I’m starting this thread to serve as a general Netflix viewing thread. Major Nefilix series like Luke Cage and the Unbreakable Kimmy Schmidt are popular and watched enough to sustain their own threads, but most of them generate threads with the lifespan of trout mayflies, and are long vanished by the time I get to them in my queue.
The first series I would like to bring up is a relatively new (to Netflix) Japanese import called Samurai Gourmet (“Oniboshi no Gurume”). I put in my my queue primarily because it was Japanese, but I didn’t have high expectations. The copy made it sound like a fictionalized version of Tony Bourdain or Andrew Zimmer having exotic food adventures, but the actual show turned out to be quite different.
Our main character, Takeshi Kasumi, is a recently retired salaryman (The first episode opens with him waking up in a panic, thinking he has overslept for work.) who was a workaholic who ate “Set Lunch A” in the company cafeteria every day.

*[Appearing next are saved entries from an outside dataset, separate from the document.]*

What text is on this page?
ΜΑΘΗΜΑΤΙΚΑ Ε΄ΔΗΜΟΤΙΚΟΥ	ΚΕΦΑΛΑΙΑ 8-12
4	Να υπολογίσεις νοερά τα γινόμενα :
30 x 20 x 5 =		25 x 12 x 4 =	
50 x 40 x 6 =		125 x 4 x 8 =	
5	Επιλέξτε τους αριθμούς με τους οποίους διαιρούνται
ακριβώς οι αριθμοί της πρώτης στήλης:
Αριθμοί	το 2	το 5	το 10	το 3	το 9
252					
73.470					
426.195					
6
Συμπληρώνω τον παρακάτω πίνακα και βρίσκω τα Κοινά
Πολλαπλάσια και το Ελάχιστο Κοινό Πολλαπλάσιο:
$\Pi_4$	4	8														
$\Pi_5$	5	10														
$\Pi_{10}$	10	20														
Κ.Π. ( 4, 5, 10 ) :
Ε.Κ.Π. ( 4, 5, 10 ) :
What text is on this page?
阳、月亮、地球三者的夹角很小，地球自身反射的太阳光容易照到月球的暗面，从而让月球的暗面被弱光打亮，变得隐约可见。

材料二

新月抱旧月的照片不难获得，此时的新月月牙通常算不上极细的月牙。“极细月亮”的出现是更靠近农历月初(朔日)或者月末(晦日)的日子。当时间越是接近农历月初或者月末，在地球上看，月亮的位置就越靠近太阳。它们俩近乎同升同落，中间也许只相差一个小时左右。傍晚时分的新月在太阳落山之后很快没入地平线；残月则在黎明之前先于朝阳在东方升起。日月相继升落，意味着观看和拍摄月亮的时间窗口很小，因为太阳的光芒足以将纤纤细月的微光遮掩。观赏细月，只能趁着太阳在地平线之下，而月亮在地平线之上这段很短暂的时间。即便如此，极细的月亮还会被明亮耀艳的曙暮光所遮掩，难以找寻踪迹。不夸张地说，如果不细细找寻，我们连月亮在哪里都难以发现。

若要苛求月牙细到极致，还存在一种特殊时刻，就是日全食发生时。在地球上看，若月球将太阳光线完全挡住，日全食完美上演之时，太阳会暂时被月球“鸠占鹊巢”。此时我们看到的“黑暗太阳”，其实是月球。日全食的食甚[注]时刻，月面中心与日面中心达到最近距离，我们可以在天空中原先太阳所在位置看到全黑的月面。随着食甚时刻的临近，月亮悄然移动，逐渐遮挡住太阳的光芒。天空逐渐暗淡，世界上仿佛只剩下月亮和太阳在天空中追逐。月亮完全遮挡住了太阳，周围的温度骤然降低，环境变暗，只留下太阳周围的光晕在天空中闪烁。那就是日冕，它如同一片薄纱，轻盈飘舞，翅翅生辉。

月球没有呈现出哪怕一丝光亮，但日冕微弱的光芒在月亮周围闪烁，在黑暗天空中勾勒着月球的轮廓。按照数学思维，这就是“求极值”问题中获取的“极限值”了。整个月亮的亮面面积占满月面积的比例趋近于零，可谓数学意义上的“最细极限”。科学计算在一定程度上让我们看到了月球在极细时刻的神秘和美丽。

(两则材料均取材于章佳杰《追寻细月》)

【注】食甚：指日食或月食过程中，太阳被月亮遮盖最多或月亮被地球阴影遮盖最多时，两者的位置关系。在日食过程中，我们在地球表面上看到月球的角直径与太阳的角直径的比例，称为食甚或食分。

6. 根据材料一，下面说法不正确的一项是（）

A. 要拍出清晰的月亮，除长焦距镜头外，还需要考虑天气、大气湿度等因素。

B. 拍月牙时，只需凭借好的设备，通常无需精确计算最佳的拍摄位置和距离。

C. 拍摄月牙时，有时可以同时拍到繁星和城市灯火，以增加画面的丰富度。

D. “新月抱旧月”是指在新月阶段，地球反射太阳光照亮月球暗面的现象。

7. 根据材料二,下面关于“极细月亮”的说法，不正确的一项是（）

Retirement has left him at loose ends, as his wife has a busy social schedule and life of her own (She is always running off to yoga class or choir practice or an alumni meeting.), so he takes to wandering around town and learning to enjoy life at a slower pace.
A lot of that enjoyment comes in the form of eating out. The promo pic on Netflix shows Takeshi in a natty suit slurping noodles in an immaculate restaurant. The show is more along the lines of: Takeshi dressed like an old-retired guy goes to the equivalent of Mel’s Diner. It doesn’t deal with exotic or luxurious dishes, or trendy neighborhoods. Some of the dishes Takeshi eats might be unknown to American viewers, but that’s because they are more on the home-cooking end of Japanese cuisine and won’t often be found in stateside Japanese restaurants.
A show centered one one character like Samurai Gourmet, especially since a good chunk of screen time featuresTakeshi’s internal monologue, needs strong lead performance, and it gets on here. The actor conveys both Takeshi’s love of and his somewhat nebbishy anxiety about social conventions ("Will these people look at me like an old drunk if I order a beer with my lunch?"or “Should I say something to these loud, obnoxious jerks at the next table who are ruining this quiet coffeeshop?” ). It’s a very low-key, slice-of-life show that’s basically one old man wondering where he is going to eat lunch, but I find it utterly charming.
There is an actual samurai. When Takeshi has one of his anxiety moments, he “sees” the scene time-shift to the samurai era. There, the main character is a scruffy ronin, who doesn’t care about social conventions and is determined to enjoy life’s simple pleasures. When Takeshi “returns” to the present, the ronin’s example helps him be a little more assertive and enjoy himself without fretting about what others think.